Spatial Analysis of Geochemical Data Using Fuzzy Clustering and Non-Linear Mapping

Zhiqiang Feng
Department of Geography, Lancaster University, Lancaster LA1 4YB, United Kingdom

Research on spatial patterns in geochemical data is an important theme with both theoretical and applied value. The analysis is relatively complicated because of the comprehensive interaction between diverse environmental factors such as geology, hydrology, landforms, and human activities. To make full use of these data by using multivariate statistical methods to model and estimate spatial pattern needs further research.

Approaches based on fuzzy set theory came out only in the mid-1970s when the theory was accepted fairly widely and algorithms became available. There are two kinds of fuzzy classification: the semantic import model (SI) and fuzzy k-means clustering (FKM) (Gaans, 1993). The employment of the SI model depends on the existence of a well defined and functional classification scheme. Conversely, the FKM approach is an unsupervised classification approach and does not need prior knowledge. Generally speaking, FKM, also known as FCM, is better developed and widely used in diverse disciplines.

The application of a continuous or fuzzy classification for geographical phenomena arose for the following reasons:

  1. Many geographical phenomena vary gradually over space and classification boundaries cannot be simply defined as crisp lines.
  2. Even within classification units, variation still exists.
  3. The simplification inherent in conventional classification methods results in considerable information loss.
  4. Measurement errors also justify the application of fuzzy methods.
  5. For some practical tasks, requests may be expressed in natural language which could be vague, necessitating an overlapping classification to meeting the demand of users.
Fuzzy cluster analysis can be viewed as an extension of traditional cluster analysis. In crisp clustering a sample must be forced into one of several clusters according to some rule or algorithm. However, in fuzzy clustering a sample with multiple attributes could belong to different groups at the same time by assigning memberships to different groups. This also means fuzzy clustering can reduce the distortion produced by the outliers or intermediate points to a minimum. And thus the classification results cope with the data structure more closely. Non-linear mapping (NLM) is a method of transforming data in different dimensional spaces. It attempts to minimise the distortion between inter-point distances. The algorithm was first presented by Sammon (1969). The research is undertaken on a geochemical data set from Vancouver Island, Canada. The original purpose of the geochemical survey was mineral resource exploration. The primary data are 1139 points with 20 variables. In the analysis we choose 13 variables according to summary statistical results. First, we perform a logarithmic transformation on the data. After comparing the two methods of box-plot and NLM for identifying outliers we employ the second method to pick out outliers on the basis of subdividing the data by bedrock unit. FKM is then used to classify the whole data set into groups. The detailed usage of FKM is also discussed. The results are displayed in attribute space and in geographical space separately by NLM and map. According to the membership values a result of "hardened" groups is produced.
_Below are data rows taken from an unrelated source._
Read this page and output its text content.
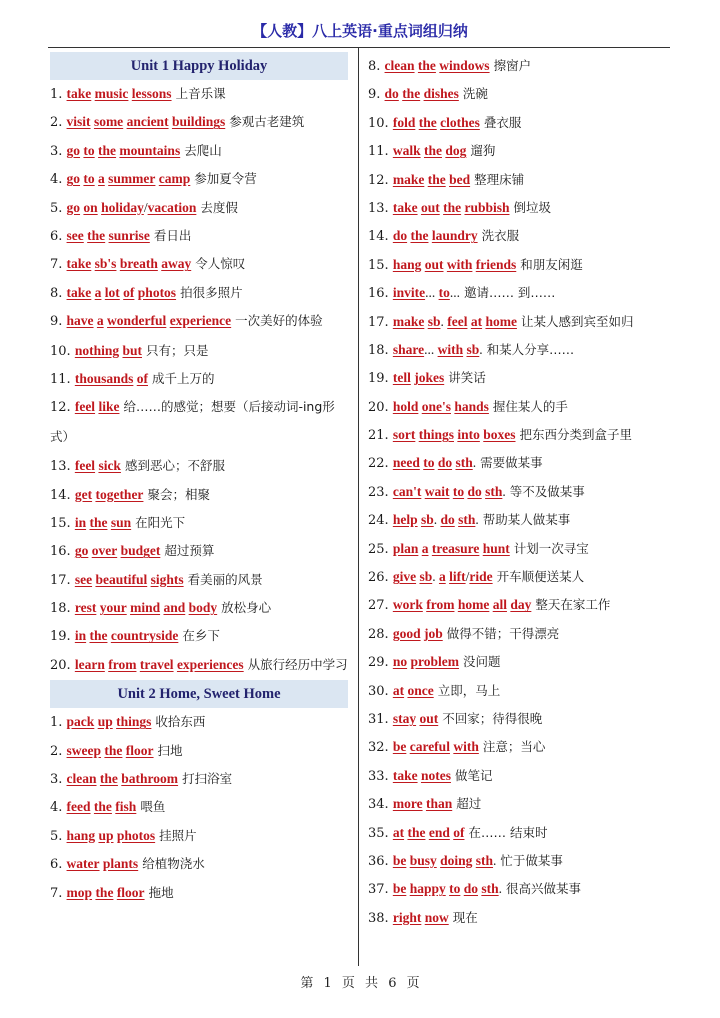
【人教】八上英语·重点词组归纳
Unit 1 Happy Holiday
1. take music lessons 上音乐课
2. visit some ancient buildings 参观古老建筑
3. go to the mountains 去爬山
4. go to a summer camp 参加夏令营
5. go on holiday/vacation 去度假
6. see the sunrise 看日出
7. take sb's breath away 令人惊叹
8. take a lot of photos 拍很多照片
9. have a wonderful experience 一次美好的体验
10. nothing but 只有；只是
11. thousands of 成千上万的
12. feel like 给……的感觉；想要（后接动词-ing形式）
13. feel sick 感到恶心；不舒服
14. get together 聚会；相聚
15. in the sun 在阳光下
16. go over budget 超过预算
17. see beautiful sights 看美丽的风景
18. rest your mind and body 放松身心
19. in the countryside 在乡下
20. learn from travel experiences 从旅行经历中学习
Unit 2 Home, Sweet Home
1. pack up things 收拾东西
2. sweep the floor 扫地
3. clean the bathroom 打扫浴室
4. feed the fish 喂鱼
5. hang up photos 挂照片
6. water plants 给植物浇水
7. mop the floor 拖地
8. clean the windows 擦窗户
9. do the dishes 洗碗
10. fold the clothes 叠衣服
11. walk the dog 遛狗
12. make the bed 整理床铺
13. take out the rubbish 倒垃圾
14. do the laundry 洗衣服
15. hang out with friends 和朋友闲逛
16. invite... to... 邀请…… 到……
17. make sb. feel at home 让某人感到宾至如归
18. share... with sb. 和某人分享……
19. tell jokes 讲笑话
20. hold one's hands 握住某人的手
21. sort things into boxes 把东西分类到盒子里
22. need to do sth. 需要做某事
23. can't wait to do sth. 等不及做某事
24. help sb. do sth. 帮助某人做某事
25. plan a treasure hunt 计划一次寻宝
26. give sb. a lift/ride 开车顺便送某人
27. work from home all day 整天在家工作
28. good job 做得不错；干得漂亮
29. no problem 没问题
30. at once 立即，马上
31. stay out 不回家；待得很晚
32. be careful with 注意；当心
33. take notes 做笔记
34. more than 超过
35. at the end of 在…… 结束时
36. be busy doing sth. 忙于做某事
37. be happy to do sth. 很高兴做某事
38. right now 现在
第 1 页 共 6 页
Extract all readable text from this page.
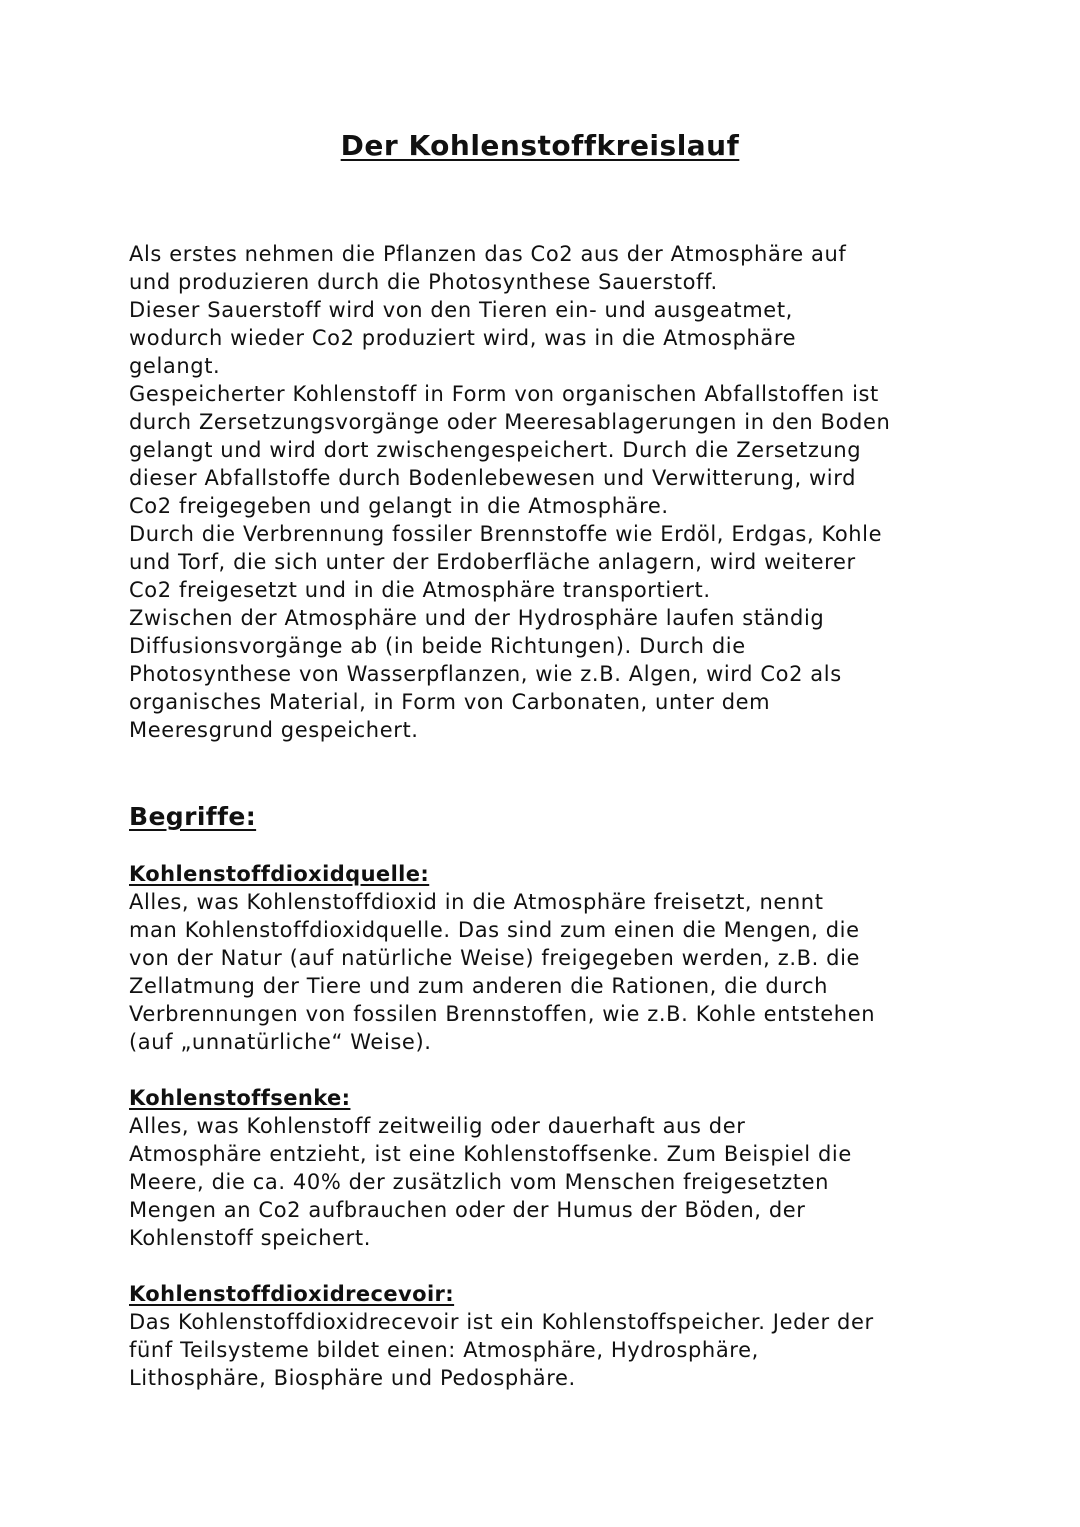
Der Kohlenstoffkreislauf
Als erstes nehmen die Pflanzen das Co2 aus der Atmosphäre auf
und produzieren durch die Photosynthese Sauerstoff.
Dieser Sauerstoff wird von den Tieren ein- und ausgeatmet,
wodurch wieder Co2 produziert wird, was in die Atmosphäre
gelangt.
Gespeicherter Kohlenstoff in Form von organischen Abfallstoffen ist
durch Zersetzungsvorgänge oder Meeresablagerungen in den Boden
gelangt und wird dort zwischengespeichert. Durch die Zersetzung
dieser Abfallstoffe durch Bodenlebewesen und Verwitterung, wird
Co2 freigegeben und gelangt in die Atmosphäre.
Durch die Verbrennung fossiler Brennstoffe wie Erdöl, Erdgas, Kohle
und Torf, die sich unter der Erdoberfläche anlagern, wird weiterer
Co2 freigesetzt und in die Atmosphäre transportiert.
Zwischen der Atmosphäre und der Hydrosphäre laufen ständig
Diffusionsvorgänge ab (in beide Richtungen). Durch die
Photosynthese von Wasserpflanzen, wie z.B. Algen, wird Co2 als
organisches Material, in Form von Carbonaten, unter dem
Meeresgrund gespeichert.
Begriffe:
Kohlenstoffdioxidquelle:
Alles, was Kohlenstoffdioxid in die Atmosphäre freisetzt, nennt
man Kohlenstoffdioxidquelle. Das sind zum einen die Mengen, die
von der Natur (auf natürliche Weise) freigegeben werden, z.B. die
Zellatmung der Tiere und zum anderen die Rationen, die durch
Verbrennungen von fossilen Brennstoffen, wie z.B. Kohle entstehen
(auf „unnatürliche“ Weise).
Kohlenstoffsenke:
Alles, was Kohlenstoff zeitweilig oder dauerhaft aus der
Atmosphäre entzieht, ist eine Kohlenstoffsenke. Zum Beispiel die
Meere, die ca. 40% der zusätzlich vom Menschen freigesetzten
Mengen an Co2 aufbrauchen oder der Humus der Böden, der
Kohlenstoff speichert.
Kohlenstoffdioxidrecevoir:
Das Kohlenstoffdioxidrecevoir ist ein Kohlenstoffspeicher. Jeder der
fünf Teilsysteme bildet einen: Atmosphäre, Hydrosphäre,
Lithosphäre, Biosphäre und Pedosphäre.
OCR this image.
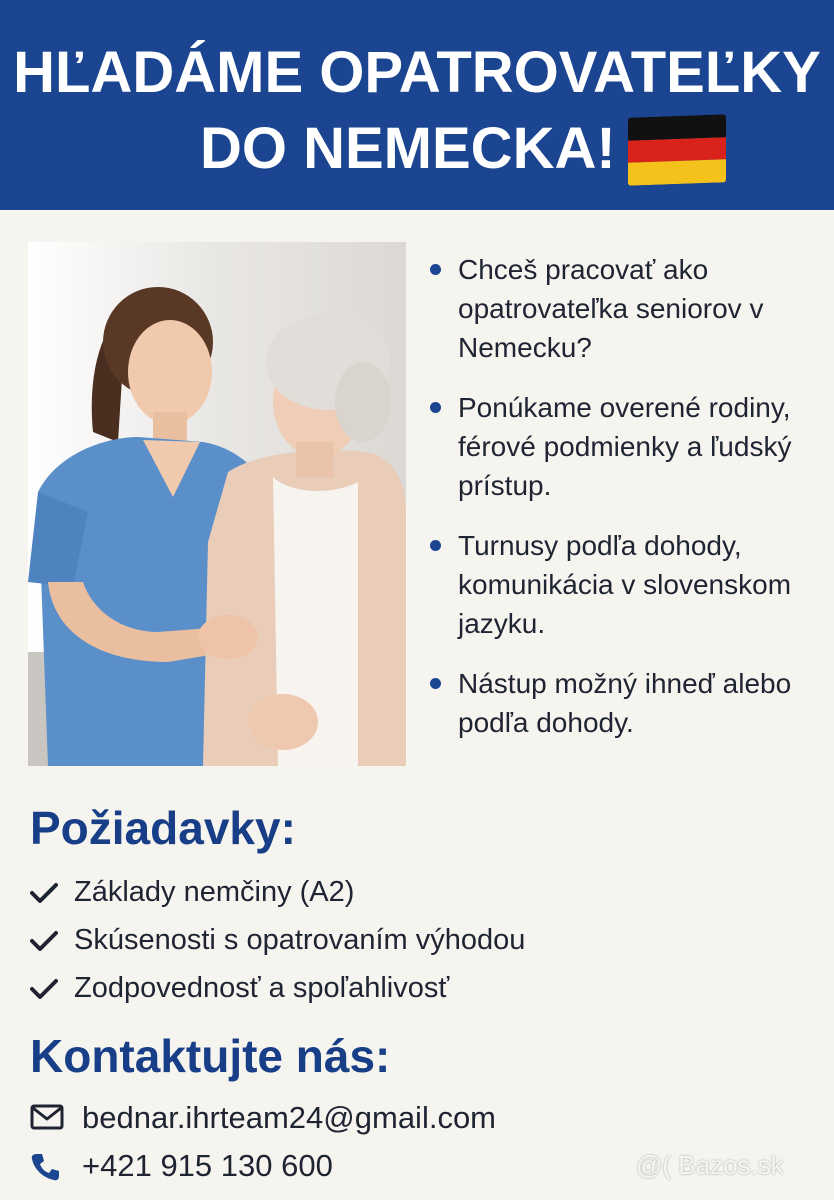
HĽADÁME OPATROVATEĽKY
DO NEMECKA!
Chceš pracovať ako opatrovateľka seniorov v Nemecku?
Ponúkame overené rodiny, férové podmienky a ľudský prístup.
Turnusy podľa dohody, komunikácia v slovenskom jazyku.
Nástup možný ihneď alebo podľa dohody.
Požiadavky:
Základy nemčiny (A2)
Skúsenosti s opatrovaním výhodou
Zodpovednosť a spoľahlivosť
Kontaktujte nás:
bednar.ihrteam24@gmail.com
+421 915 130 600	@( Bazos.sk
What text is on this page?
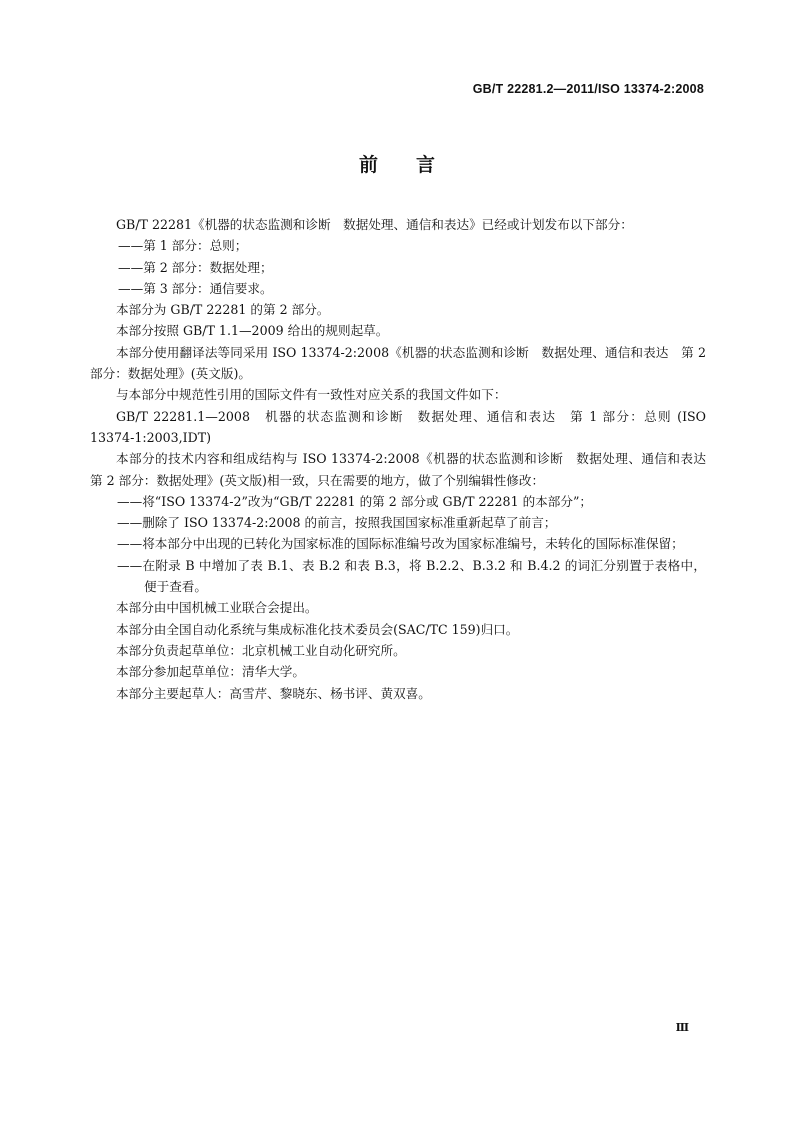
GB/T 22281.2—2011/ISO 13374-2:2008
前言

GB/T 22281《机器的状态监测和诊断　数据处理、通信和表达》已经或计划发布以下部分：

——第 1 部分：总则；

——第 2 部分：数据处理；

——第 3 部分：通信要求。

本部分为 GB/T 22281 的第 2 部分。

本部分按照 GB/T 1.1—2009 给出的规则起草。

本部分使用翻译法等同采用 ISO 13374-2:2008《机器的状态监测和诊断　数据处理、通信和表达　第 2 部分：数据处理》(英文版)。

与本部分中规范性引用的国际文件有一致性对应关系的我国文件如下：

GB/T 22281.1—2008　机器的状态监测和诊断　数据处理、通信和表达　第 1 部分：总则 (ISO 13374-1:2003,IDT)

本部分的技术内容和组成结构与 ISO 13374-2:2008《机器的状态监测和诊断　数据处理、通信和表达　第 2 部分：数据处理》(英文版)相一致，只在需要的地方，做了个别编辑性修改：

——将“ISO 13374-2”改为“GB/T 22281 的第 2 部分或 GB/T 22281 的本部分”；

——删除了 ISO 13374-2:2008 的前言，按照我国国家标准重新起草了前言；

——将本部分中出现的已转化为国家标准的国际标准编号改为国家标准编号，未转化的国际标准保留；

——在附录 B 中增加了表 B.1、表 B.2 和表 B.3，将 B.2.2、B.3.2 和 B.4.2 的词汇分别置于表格中，便于查看。

本部分由中国机械工业联合会提出。

本部分由全国自动化系统与集成标准化技术委员会(SAC/TC 159)归口。

本部分负责起草单位：北京机械工业自动化研究所。

本部分参加起草单位：清华大学。

本部分主要起草人：高雪芹、黎晓东、杨书评、黄双喜。

Ⅲ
The results show that a combination of NLM and FKM provides a set of powerful tools to analyse the spatial pattern. The spatial variation of geochemical parameters primarily is influenced by lithology in the region.

Fuzzy concepts suit a reality which shows gradual variation both in the multivariate and geographical space. The two alternative methods, NLM and FKM, seem to be a natural couple for the analysis of fuzzy classification, and should be used more widely in geographical information handling and environmental studies.

Fuzzy approaches have drawn wide attention from geographers (Burrough, 1990). It seems necessary to integrate some mature fuzzy approach into GIS. Odeh et al. (1992) suggest that if the FKM method be integrated into GIS considerable benefits could be accrued. We think a loose coupling is a suitable way to accept new spatial analysis methods. In our research we use a loose interface between GIS and FKM and NLM algorithms by moving data files between them. In addition, there is a need for users to visualize the intermediate results and make judgements about the model and parameters which are needed to perform the analysis in the next step. This means the whole process has to be an interactive one. The results of FKM and NLM should be well displayed and represented in graphics and in text with respect to the need of users.

The author would like to thank Graeme Bonham-Carter of the Geological Survey of Canada for generously providing the geochemical data for northern Vancouver Island. Special thanks are due to Dr. Anthony C. Gatrell and Dr. Robin Flowerdew who gave me supervision through the research.